We inherited a rather fantastic apple tree on our property in Woodacre. At some point in time it was grafted with four different types of apples, so that each section of the tree shows a distinct personality. I have no clue what the varieties are, but one wears red stripes like a Gala, another is honeyed and soft, and a third crunchy and bright...a Gravenstein? When this tree gives, she gives. Late summer found me struggling to find creative ways to preserve the bounty. Jar upon jar of applesauce line the shelves next to snappy, cinnamon laced apple chips from the dehydrator. The most alluring transformation, however, happened in a big, sticky pot of apple butter.
These are the steps to making apple butter:
For 6# of apples
1. Chop apples into 1 inch chunks. I cut around the core, but leave the skin on. These will come out in step three.
2. Cook apples down with 2 cups apple cider and 4 cups water in a large pot until the skins separate and they are very soft.
3. Cool slightly. Run through a food mill or Victorio strainer. I recently bought mine, and between tomatoes and apples, it is worth it.
4. Put the pureed apples into a large bowl. Add 1-2 TB of sugar per each cup of applesauce. I adjust based on how sweet my apples are.
5. Also add spices - 1/2 tsp of each - whichever ones you like: cinnamon (up to 1 TB), cloves, allspice...
6. For a nice smooth apple butter, use a handheld blender to smooth out the mixture. This is an extra step, but I really like the results.
7. Final cook -
The first time I did this in the oven set to 250 or the lowest possible temperature. I set my large Le Creuset pot in there, uncovered, and cooked it for 5 hours. Stirring every 20-30 minutes. Kind of a pain in the butt.
The second time around I used a crock pot to huge success. Set to the low temperature, I cooked the apple butter, stirring when I could, for 12 hours. The final butter should be a deep, dark caramel color. Keep the lid slightly ajar on the crock pot using a wooden spoon or chopstick. This will allow the liquid to evaporate.

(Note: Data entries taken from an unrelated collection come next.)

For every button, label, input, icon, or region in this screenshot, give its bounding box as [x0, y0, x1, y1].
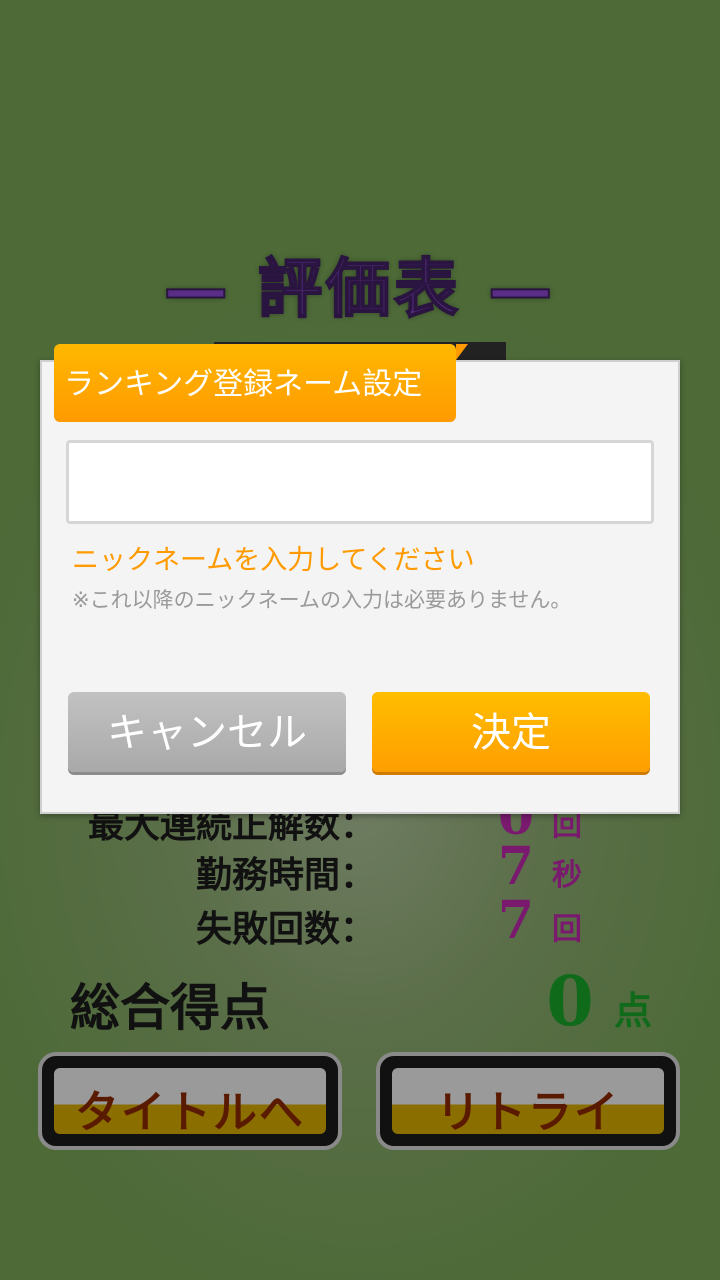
- cancel-button[interactable]: キャンセル: [68, 692, 346, 772]
- stat-unit: 回: [552, 912, 582, 947]
- ok-button[interactable]: 決定: [372, 692, 650, 772]
- stat-unit: 秒: [552, 858, 582, 893]
- total-score-unit: 点: [614, 988, 653, 1033]
- dialog-title-notch: [456, 344, 468, 360]
- total-score-label: 総合得点: [70, 978, 270, 1037]
- stat-value: 7: [497, 836, 535, 897]
- retry-button[interactable]: リトライ: [376, 1052, 680, 1150]
- stat-label: 勤務時間：: [195, 854, 376, 896]
- stat-label: 失敗回数：: [195, 908, 376, 950]
- to-title-button[interactable]: タイトルへ: [38, 1052, 342, 1150]
- retry-button-label: リトライ: [436, 1087, 620, 1134]
- result-title: — 評価表 —: [163, 252, 557, 328]
- nickname-hint: ニックネームを入力してください: [72, 545, 475, 576]
- stat-value: 7: [497, 890, 535, 951]
- nickname-note: ※これ以降のニックネームの入力は必要ありません。: [72, 588, 572, 612]
- to-title-button-label: タイトルへ: [75, 1087, 305, 1134]
- dialog-title: ランキング登録ネーム設定: [54, 344, 456, 422]
- total-score-value: 0: [546, 962, 594, 1042]
- nickname-input[interactable]: [66, 440, 654, 524]
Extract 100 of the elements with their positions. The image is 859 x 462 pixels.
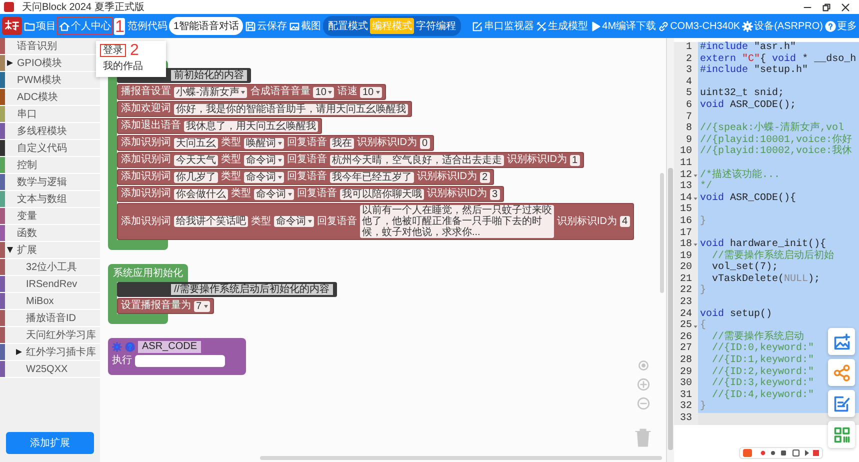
block-label: 执行 bbox=[112, 355, 132, 367]
image-icon bbox=[289, 20, 300, 32]
block-label: 合成语音音量 bbox=[250, 86, 310, 98]
text-field[interactable]: 你几岁了 bbox=[174, 172, 218, 182]
gear-icon bbox=[112, 342, 122, 352]
text-field[interactable]: 我休息了，用天问五幺唤醒我 bbox=[184, 120, 318, 132]
text-field[interactable]: 给我讲个笑话吧 bbox=[174, 216, 248, 227]
nav-button[interactable]: 个人中心 bbox=[58, 18, 112, 34]
line-number: 22 bbox=[680, 285, 692, 297]
home-icon bbox=[59, 20, 70, 32]
fold-arrow-icon[interactable] bbox=[692, 195, 699, 202]
nav-button[interactable]: 范例代码 bbox=[127, 18, 168, 34]
statement-block[interactable]: 添加识别词 今天天气 类型 命令词 回复语音 杭州今天晴，空气良好，适合出去走走 识别标识ID为 1 bbox=[117, 152, 584, 168]
dropdown-field[interactable]: 小蝶-清新女声 bbox=[174, 86, 248, 98]
toolbar-button[interactable]: 设备(ASRPRO) bbox=[742, 18, 823, 34]
category-item[interactable]: GPIO模块 bbox=[0, 55, 100, 72]
text-field[interactable]: 今天天气 bbox=[174, 154, 218, 166]
fold-arrow-icon[interactable] bbox=[692, 172, 699, 179]
dropdown-field[interactable]: 唤醒词 bbox=[244, 138, 284, 148]
restore-icon[interactable] bbox=[821, 2, 832, 12]
comment-field[interactable]: 前初始化的内容 bbox=[171, 70, 247, 81]
text-field[interactable]: 我今年已经五岁了 bbox=[330, 172, 414, 182]
statement-block[interactable]: 添加识别词 给我讲个笑话吧 类型 命令词 回复语音 以前有一个人在睡觉，然后一只蚊子过来咬他了，他被叮醒正准备一只手啪下去的时候，蚊子对他说，求求你... 识别标识ID为 4 bbox=[117, 203, 634, 240]
text-field[interactable]: 天问五幺 bbox=[174, 138, 218, 148]
settings-icon bbox=[742, 20, 754, 32]
fold-arrow-icon[interactable] bbox=[692, 241, 699, 248]
text-field[interactable]: 你会做什么 bbox=[174, 188, 228, 200]
dropdown-field[interactable]: 10 bbox=[360, 86, 382, 98]
dropdown-field[interactable]: 命令词 bbox=[274, 216, 314, 227]
toolbar-button[interactable]: COM3-CH340K bbox=[658, 20, 740, 32]
help-icon bbox=[825, 20, 836, 32]
line-number: 31 bbox=[680, 390, 692, 401]
input-method-toolbar-drawing[interactable] bbox=[739, 447, 823, 459]
caret-icon bbox=[278, 158, 282, 162]
dropdown-field[interactable]: 7 bbox=[194, 300, 210, 312]
dropdown-field[interactable]: 命令词 bbox=[244, 172, 284, 182]
text-field[interactable]: 你好，我是你的智能语音助手，请用天问五幺唤醒我 bbox=[174, 104, 408, 114]
dropdown-field[interactable]: 命令词 bbox=[244, 154, 284, 166]
mode-tab[interactable]: 配置模式 bbox=[326, 18, 370, 34]
category-item[interactable]: 语音识别 bbox=[0, 38, 100, 55]
comment-block[interactable]: //需要操作系统启动后初始化的内容 bbox=[117, 282, 337, 297]
toolbar-button[interactable]: 云保存 bbox=[245, 18, 288, 34]
text-field[interactable]: 我在 bbox=[330, 138, 354, 148]
floating-tool-button[interactable] bbox=[828, 390, 855, 417]
block-label: 添加识别词 bbox=[121, 137, 171, 149]
text-field[interactable]: 2 bbox=[480, 172, 490, 182]
statement-block[interactable]: 添加退出语音 我休息了，用天问五幺唤醒我 bbox=[117, 118, 322, 134]
fold-arrow-icon[interactable] bbox=[692, 322, 699, 330]
text-field[interactable]: ASR_CODE bbox=[138, 341, 202, 353]
text-field[interactable]: 杭州今天晴，空气良好，适合出去走走 bbox=[330, 154, 504, 166]
line-number: 6 bbox=[686, 100, 692, 112]
expand-arrow-icon[interactable] bbox=[16, 349, 22, 355]
scrollbar[interactable] bbox=[660, 173, 664, 293]
scrollbar[interactable] bbox=[668, 168, 673, 450]
block-label: 回复语音 bbox=[297, 188, 337, 200]
statement-block[interactable]: 添加识别词 天问五幺 类型 唤醒词 回复语音 我在 识别标识ID为 0 bbox=[117, 135, 434, 151]
floating-tool-button[interactable] bbox=[828, 328, 855, 355]
dropdown-field[interactable]: 命令词 bbox=[254, 188, 294, 200]
menu-item[interactable]: 登录 bbox=[100, 44, 126, 57]
text-field[interactable]: 4 bbox=[620, 216, 630, 227]
text-field[interactable]: 0 bbox=[420, 138, 430, 148]
text-field[interactable]: 我可以陪你聊天哦 bbox=[340, 188, 424, 200]
comment-field[interactable]: //需要操作系统启动后初始化的内容 bbox=[171, 284, 333, 295]
toolbar-button[interactable]: 串口监视器 bbox=[472, 18, 534, 34]
toolbar-button[interactable]: 4M编译下载 bbox=[590, 18, 656, 34]
line-number: 26 bbox=[680, 332, 692, 343]
toolbar-button[interactable]: 生成模型 bbox=[536, 18, 588, 34]
category-item[interactable]: W25QXX bbox=[0, 361, 100, 378]
function-block[interactable]: ASR_CODE 执行 bbox=[108, 338, 246, 375]
block-label: 播报音设置 bbox=[121, 86, 171, 98]
nav-button[interactable]: 项目 bbox=[24, 18, 56, 34]
project-selector[interactable]: 1智能语音对话 bbox=[169, 17, 244, 35]
statement-block[interactable]: 设置播报音量为 7 bbox=[117, 298, 214, 314]
window-title: 天问Block 2024 夏季正式版 bbox=[22, 0, 144, 14]
toolbar-button[interactable]: 更多 bbox=[825, 18, 857, 34]
text-field[interactable]: 3 bbox=[490, 188, 500, 200]
expand-arrow-icon[interactable] bbox=[7, 60, 13, 66]
line-number: 9 bbox=[686, 134, 692, 146]
floating-tool-button[interactable] bbox=[828, 359, 855, 386]
caret-icon bbox=[328, 90, 332, 94]
scrollbar[interactable] bbox=[260, 456, 662, 460]
floating-tool-button[interactable] bbox=[828, 421, 855, 448]
close-icon[interactable] bbox=[840, 2, 851, 12]
block-label: 类型 bbox=[221, 171, 241, 183]
statement-block[interactable]: 添加欢迎词 你好，我是你的智能语音助手，请用天问五幺唤醒我 bbox=[117, 101, 412, 117]
expand-arrow-icon[interactable] bbox=[7, 247, 13, 253]
statement-block[interactable]: 播报音设置 小蝶-清新女声 合成语音音量 10 语速 10 bbox=[117, 84, 386, 100]
text-field[interactable]: 以前有一个人在睡觉，然后一只蚊子过来咬他了，他被叮醒正准备一只手啪下去的时候，蚊子对他说，求求你... bbox=[360, 205, 554, 238]
statement-block[interactable]: 添加识别词 你会做什么 类型 命令词 回复语音 我可以陪你聊天哦 识别标识ID为 3 bbox=[117, 186, 504, 202]
line-number: 1 bbox=[686, 42, 692, 54]
statement-block[interactable]: 添加识别词 你几岁了 类型 命令词 回复语音 我今年已经五岁了 识别标识ID为 2 bbox=[117, 169, 494, 185]
text-field[interactable]: 1 bbox=[570, 154, 580, 166]
dropdown-field[interactable]: 10 bbox=[313, 86, 334, 98]
mode-tab[interactable]: 字符编程 bbox=[414, 18, 458, 34]
add-extension-button[interactable]: 添加扩展 bbox=[6, 432, 94, 454]
block-foot bbox=[108, 240, 168, 250]
toolbar-button[interactable]: 截图 bbox=[289, 18, 322, 34]
image-add-icon bbox=[832, 332, 850, 350]
category-item[interactable]: PWM模块 bbox=[0, 72, 100, 89]
edit-box-icon bbox=[472, 20, 484, 32]
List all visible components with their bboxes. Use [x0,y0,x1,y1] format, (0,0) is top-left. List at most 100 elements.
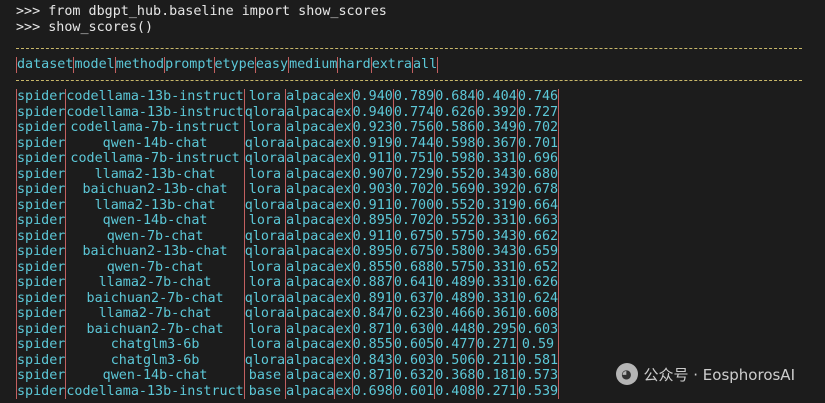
cell-all: 0.727 [516,104,560,120]
cell-hard: 0.598 [434,135,476,151]
cell-dataset: spider [15,166,66,182]
cell-hard: 0.626 [434,104,476,120]
cell-model: codellama-13b-instruct [65,383,245,399]
command-text: from dbgpt_hub.baseline import show_scor… [48,4,387,19]
cell-extra: 0.211 [475,352,518,368]
cell-all: 0.746 [516,89,560,105]
cell-prompt: alpaca [285,259,335,275]
cell-medium: 0.702 [392,182,435,198]
cell-easy: 0.903 [351,182,394,198]
cell-prompt: alpaca [285,120,335,136]
cell-model: llama2-7b-chat [65,275,245,291]
scores-table-header: dataset model method prompt etype easy medium h… [15,57,439,73]
cell-extra: 0.367 [475,135,518,151]
cell-hard: 0.489 [434,275,476,291]
table-row: spider llama2-13b-chat qlora alpaca ex 0.911 0… [15,197,560,213]
cell-model: qwen-14b-chat [65,213,245,229]
cell-etype: ex [334,213,353,229]
cell-etype: ex [334,383,353,399]
cell-dataset: spider [15,383,66,399]
cell-hard: 0.575 [434,228,476,244]
cell-easy: 0.895 [351,213,394,229]
cell-method: qlora [243,104,286,120]
column-header-etype: etype [213,57,256,73]
cell-medium: 0.675 [392,228,435,244]
cell-dataset: spider [15,151,66,167]
column-header-model: model [73,57,116,73]
cell-etype: ex [334,89,353,105]
cell-dataset: spider [15,290,66,306]
prompt-symbol: >>> [16,4,41,19]
cell-hard: 0.552 [434,197,476,213]
cell-etype: ex [334,182,353,198]
cell-model: codellama-7b-instruct [65,120,245,136]
cell-model: baichuan2-7b-chat [65,321,245,337]
cell-dataset: spider [15,197,66,213]
cell-model: chatglm3-6b [65,337,245,353]
cell-extra: 0.349 [475,120,518,136]
column-header-extra: extra [370,57,413,73]
cell-dataset: spider [15,120,66,136]
cell-prompt: alpaca [285,135,335,151]
cell-medium: 0.623 [392,306,435,322]
cell-extra: 0.295 [475,321,518,337]
cell-prompt: alpaca [285,228,335,244]
cell-dataset: spider [15,213,66,229]
cell-method: qlora [243,151,286,167]
cell-extra: 0.319 [475,197,518,213]
cell-prompt: alpaca [285,306,335,322]
cell-etype: ex [334,120,353,136]
cell-easy: 0.871 [351,321,394,337]
cell-all: 0.696 [516,151,560,167]
cell-medium: 0.789 [392,89,435,105]
column-header-easy: easy [254,57,289,73]
cell-medium: 0.688 [392,259,435,275]
watermark-text: 公众号 · EosphorosAI [643,365,796,384]
cell-easy: 0.911 [351,228,394,244]
cell-easy: 0.895 [351,244,394,260]
cell-method: base [243,368,286,384]
column-header-all: all [411,57,439,73]
cell-all: 0.663 [516,213,560,229]
cell-medium: 0.756 [392,120,435,136]
cell-extra: 0.392 [475,104,518,120]
cell-etype: ex [334,352,353,368]
cell-model: qwen-7b-chat [65,228,245,244]
cell-easy: 0.855 [351,337,394,353]
table-row: spider qwen-14b-chat qlora alpaca ex 0.919 0.7… [15,135,560,151]
cell-medium: 0.744 [392,135,435,151]
cell-prompt: alpaca [285,151,335,167]
cell-model: llama2-7b-chat [65,306,245,322]
cell-etype: ex [334,197,353,213]
cell-all: 0.680 [516,166,560,182]
cell-method: lora [243,89,286,105]
cell-etype: ex [334,135,353,151]
cell-hard: 0.489 [434,290,476,306]
table-row: spider qwen-14b-chat base alpaca ex 0.871 0.63… [15,368,560,384]
cell-all: 0.659 [516,244,560,260]
column-header-medium: medium [288,57,338,73]
cell-extra: 0.271 [475,337,518,353]
cell-extra: 0.331 [475,151,518,167]
cell-easy: 0.698 [351,383,394,399]
cell-medium: 0.637 [392,290,435,306]
table-row: spider llama2-7b-chat qlora alpaca ex 0.847 0.… [15,306,560,322]
cell-method: lora [243,166,286,182]
cell-easy: 0.871 [351,368,394,384]
cell-method: lora [243,321,286,337]
cell-easy: 0.911 [351,151,394,167]
cell-etype: ex [334,321,353,337]
cell-hard: 0.580 [434,244,476,260]
cell-easy: 0.891 [351,290,394,306]
cell-method: lora [243,337,286,353]
cell-method: lora [243,213,286,229]
cell-extra: 0.343 [475,166,518,182]
cell-extra: 0.331 [475,259,518,275]
table-row: spider baichuan2-13b-chat lora alpaca ex 0.90… [15,182,560,198]
cell-hard: 0.477 [434,337,476,353]
cell-etype: ex [334,306,353,322]
cell-etype: ex [334,151,353,167]
cell-all: 0.603 [516,321,560,337]
cell-easy: 0.911 [351,197,394,213]
command-text: show_scores() [48,20,154,35]
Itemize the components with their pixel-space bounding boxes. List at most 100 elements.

Either way you do it, the smells that fill the house are so warm, cozy, sweet and spicy that I found it drummed up memories, real or imagined, of snowy winter days, hot toddies and pine forests. Mostly imagined here in the Bay, aside from the hot toddy! I've given it to friends who say they spread it on toast, stir it into yogurt and eat it alongside an aged gouda. Hopefully we have us enough to last us through the year, and I can't wait to do it again next harvest.